In beide gevallen verzoekt Huisman om veroordeling van [verweerder/verzoeker] in de kosten van de procedures in beide instanties.
[verweerder/verzoeker] heeft tegen het door Huisman verzochte verweer gevoerd.
7. Met betrekking tot de stellingen van partijen, de grieven en de onderlinge vorderingen overweegt het hof het volgende.
8. Centraal in deze procedure staat de, door de grieven ontsloten, vraag of Huisman ten opzichte van [verweerder/verzoeker] ernstig verwijtbaar gehandeld heeft met een verstoorde arbeidsrelatie tot gevolg en in het verlengde daarvan of Huisman aan [verweerder/verzoeker] een billijke vergoeding verschuldigd is.

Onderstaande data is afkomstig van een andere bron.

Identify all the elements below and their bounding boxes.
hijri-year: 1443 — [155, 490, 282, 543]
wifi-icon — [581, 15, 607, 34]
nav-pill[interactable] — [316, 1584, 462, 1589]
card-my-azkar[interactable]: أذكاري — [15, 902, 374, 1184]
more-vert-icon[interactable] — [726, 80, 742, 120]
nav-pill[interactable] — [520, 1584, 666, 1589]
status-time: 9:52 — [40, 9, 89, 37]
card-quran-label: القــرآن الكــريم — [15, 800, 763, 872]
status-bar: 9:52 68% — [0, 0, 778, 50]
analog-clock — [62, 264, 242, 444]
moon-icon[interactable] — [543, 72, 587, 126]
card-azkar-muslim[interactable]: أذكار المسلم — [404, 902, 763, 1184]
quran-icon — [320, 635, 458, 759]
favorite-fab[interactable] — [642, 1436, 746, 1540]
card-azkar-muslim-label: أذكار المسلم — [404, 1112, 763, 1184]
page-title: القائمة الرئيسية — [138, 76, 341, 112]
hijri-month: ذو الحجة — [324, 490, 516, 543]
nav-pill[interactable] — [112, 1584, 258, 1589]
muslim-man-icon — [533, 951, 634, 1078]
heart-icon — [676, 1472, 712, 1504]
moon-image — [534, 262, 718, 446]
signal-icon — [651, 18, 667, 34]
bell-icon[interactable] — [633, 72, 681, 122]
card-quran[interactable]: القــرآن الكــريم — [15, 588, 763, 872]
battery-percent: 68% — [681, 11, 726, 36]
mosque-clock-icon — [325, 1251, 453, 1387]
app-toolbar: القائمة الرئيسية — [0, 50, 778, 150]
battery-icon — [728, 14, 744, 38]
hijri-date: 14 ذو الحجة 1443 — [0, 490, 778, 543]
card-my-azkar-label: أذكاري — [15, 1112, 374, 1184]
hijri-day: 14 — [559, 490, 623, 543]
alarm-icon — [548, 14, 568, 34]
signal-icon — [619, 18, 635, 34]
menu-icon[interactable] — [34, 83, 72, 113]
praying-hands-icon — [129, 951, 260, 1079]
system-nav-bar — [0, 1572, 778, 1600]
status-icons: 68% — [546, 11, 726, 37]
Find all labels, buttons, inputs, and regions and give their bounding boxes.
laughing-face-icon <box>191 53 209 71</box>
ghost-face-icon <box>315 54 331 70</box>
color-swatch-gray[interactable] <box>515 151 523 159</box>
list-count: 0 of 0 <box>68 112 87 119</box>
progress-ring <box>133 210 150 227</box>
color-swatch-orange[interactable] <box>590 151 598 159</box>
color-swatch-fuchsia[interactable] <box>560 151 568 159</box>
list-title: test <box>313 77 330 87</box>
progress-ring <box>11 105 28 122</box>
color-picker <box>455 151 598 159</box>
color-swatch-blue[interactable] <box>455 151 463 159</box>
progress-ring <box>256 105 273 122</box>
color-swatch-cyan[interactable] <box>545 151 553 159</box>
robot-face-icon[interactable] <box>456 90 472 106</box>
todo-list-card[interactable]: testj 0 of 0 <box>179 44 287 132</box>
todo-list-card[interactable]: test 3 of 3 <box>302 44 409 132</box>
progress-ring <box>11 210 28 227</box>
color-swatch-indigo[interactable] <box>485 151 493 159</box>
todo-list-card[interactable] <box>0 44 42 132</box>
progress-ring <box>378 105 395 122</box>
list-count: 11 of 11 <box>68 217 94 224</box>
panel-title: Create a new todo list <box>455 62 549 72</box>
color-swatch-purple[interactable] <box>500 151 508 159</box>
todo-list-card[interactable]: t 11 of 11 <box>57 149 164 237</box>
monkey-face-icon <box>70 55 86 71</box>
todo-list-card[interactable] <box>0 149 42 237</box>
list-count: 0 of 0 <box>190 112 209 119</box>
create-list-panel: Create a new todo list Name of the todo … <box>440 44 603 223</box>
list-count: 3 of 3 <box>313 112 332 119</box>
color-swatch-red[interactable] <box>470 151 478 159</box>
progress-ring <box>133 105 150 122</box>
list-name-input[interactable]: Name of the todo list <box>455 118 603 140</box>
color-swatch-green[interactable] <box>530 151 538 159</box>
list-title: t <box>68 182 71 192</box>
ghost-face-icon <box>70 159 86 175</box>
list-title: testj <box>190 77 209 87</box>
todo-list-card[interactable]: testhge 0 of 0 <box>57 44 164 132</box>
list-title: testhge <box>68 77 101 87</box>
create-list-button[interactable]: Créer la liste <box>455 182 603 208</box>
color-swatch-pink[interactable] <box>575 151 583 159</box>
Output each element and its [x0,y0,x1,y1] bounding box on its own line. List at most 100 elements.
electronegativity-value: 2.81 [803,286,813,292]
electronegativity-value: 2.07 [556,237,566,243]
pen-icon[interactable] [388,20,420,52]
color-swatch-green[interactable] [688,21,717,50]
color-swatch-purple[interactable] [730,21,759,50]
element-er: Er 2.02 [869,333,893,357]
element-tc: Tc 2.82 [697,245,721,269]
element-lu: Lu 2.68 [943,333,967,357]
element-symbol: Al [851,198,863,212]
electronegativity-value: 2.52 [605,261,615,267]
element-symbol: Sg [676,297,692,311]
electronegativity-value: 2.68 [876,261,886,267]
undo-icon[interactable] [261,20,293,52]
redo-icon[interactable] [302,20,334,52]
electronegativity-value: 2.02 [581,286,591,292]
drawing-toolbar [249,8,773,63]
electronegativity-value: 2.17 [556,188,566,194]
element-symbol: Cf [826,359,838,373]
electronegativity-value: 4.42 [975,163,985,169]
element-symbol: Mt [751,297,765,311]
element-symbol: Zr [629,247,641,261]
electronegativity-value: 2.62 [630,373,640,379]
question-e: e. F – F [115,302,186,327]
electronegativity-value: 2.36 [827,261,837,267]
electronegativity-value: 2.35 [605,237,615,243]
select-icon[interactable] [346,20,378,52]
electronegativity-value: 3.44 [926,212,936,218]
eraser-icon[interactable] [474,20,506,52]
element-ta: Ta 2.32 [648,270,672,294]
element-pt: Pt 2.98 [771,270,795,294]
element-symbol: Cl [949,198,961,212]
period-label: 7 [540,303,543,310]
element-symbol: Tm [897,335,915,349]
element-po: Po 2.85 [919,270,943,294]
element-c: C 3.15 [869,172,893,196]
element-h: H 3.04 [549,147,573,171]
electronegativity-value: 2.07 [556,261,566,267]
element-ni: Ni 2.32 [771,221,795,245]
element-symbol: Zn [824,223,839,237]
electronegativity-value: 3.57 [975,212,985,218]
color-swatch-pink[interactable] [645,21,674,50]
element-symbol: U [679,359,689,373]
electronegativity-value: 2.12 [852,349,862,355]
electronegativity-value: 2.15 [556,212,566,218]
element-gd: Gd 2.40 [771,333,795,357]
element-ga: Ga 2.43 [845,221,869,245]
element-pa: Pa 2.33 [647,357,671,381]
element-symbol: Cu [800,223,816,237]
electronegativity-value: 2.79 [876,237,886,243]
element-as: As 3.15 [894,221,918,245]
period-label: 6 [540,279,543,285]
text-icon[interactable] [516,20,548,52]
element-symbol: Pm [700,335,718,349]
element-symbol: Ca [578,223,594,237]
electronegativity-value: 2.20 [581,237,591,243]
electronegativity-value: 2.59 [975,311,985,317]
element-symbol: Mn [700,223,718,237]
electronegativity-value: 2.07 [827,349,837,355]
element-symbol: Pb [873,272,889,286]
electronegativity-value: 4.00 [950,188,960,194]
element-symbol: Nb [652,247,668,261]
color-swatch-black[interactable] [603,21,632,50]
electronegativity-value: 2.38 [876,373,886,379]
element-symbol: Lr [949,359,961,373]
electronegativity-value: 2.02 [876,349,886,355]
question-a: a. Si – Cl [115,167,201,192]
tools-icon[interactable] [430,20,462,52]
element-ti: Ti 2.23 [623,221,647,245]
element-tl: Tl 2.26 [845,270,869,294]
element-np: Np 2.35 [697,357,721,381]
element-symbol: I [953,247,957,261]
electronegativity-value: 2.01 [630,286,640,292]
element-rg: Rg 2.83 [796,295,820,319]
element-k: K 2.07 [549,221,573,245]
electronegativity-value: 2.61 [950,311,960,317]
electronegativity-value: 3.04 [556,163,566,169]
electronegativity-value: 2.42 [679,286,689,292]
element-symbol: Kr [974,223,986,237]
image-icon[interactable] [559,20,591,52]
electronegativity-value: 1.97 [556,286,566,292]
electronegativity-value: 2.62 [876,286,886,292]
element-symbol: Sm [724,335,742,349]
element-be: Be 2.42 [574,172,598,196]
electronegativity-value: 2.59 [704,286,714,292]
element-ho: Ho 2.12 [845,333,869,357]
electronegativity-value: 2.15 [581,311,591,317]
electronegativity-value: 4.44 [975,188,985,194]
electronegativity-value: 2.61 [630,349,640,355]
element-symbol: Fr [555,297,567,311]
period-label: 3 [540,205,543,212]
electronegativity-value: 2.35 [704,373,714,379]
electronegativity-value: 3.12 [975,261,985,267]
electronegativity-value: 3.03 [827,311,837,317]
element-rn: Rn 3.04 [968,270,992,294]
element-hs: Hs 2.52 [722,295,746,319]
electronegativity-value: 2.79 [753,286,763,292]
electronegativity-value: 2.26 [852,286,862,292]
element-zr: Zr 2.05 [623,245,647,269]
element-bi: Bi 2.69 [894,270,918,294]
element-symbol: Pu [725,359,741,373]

De ontbinding van de arbeidsovereenkomst en de verschuldigdheid van de transitievergoeding staan in deze procedure niet ter discussie.
de ernstige verwijtbaarheid
9. De kantonrechter heeft in de bestreden beschikking vanaf rechtsoverweging 5.4 uitvoerig uiteengezet waarom hij van oordeel is dat de ontbinding van de arbeidsovereenkomst van partijen niet gestoeld kan worden op disfunctioneren ex art. 7:669 lid 3 sub d BW (de d-grond) maar wel op een verstoorde arbeidsverhouding ex art. 7:669 lid 3 onder g BW (de g-grond). Daarnaast heeft de kantonrechter onder 5.17 e.v. ook duidelijk uiteengezet dat en waarom Huisman ernstig verwijtbaar ten opzichte van [verweerder/verzoeker] gehandeld heeft en dat daarom aan [verweerder/verzoeker] een billijke vergoeding toekomt. Het hof onderschrijft die overwegingen en maakt die tot de zijne. De arbeidsrelatie van partijen is onherstelbaar verstoord geraakt - reden waarom de kantonrechter de arbeidsovereenkomst op basis van de g-grond ontbonden heeft - juist
doordatHuisman ten onrechte getracht heeft [verweerder/verzoeker] op een onvoldragen d-grond te ontslaan en aan [verweerder/verzoeker] (volstrekt) onvoldoende gelegenheid is geboden om zijn - in de visie van Huisman bestaande - disfunctioneren te verbeteren. Een en ander kwalificeert als ernstig verwijtbaar handelen. Ter toelichting en meer specifiek naar aanleiding van de grieven overweegt het hof nog als volgt.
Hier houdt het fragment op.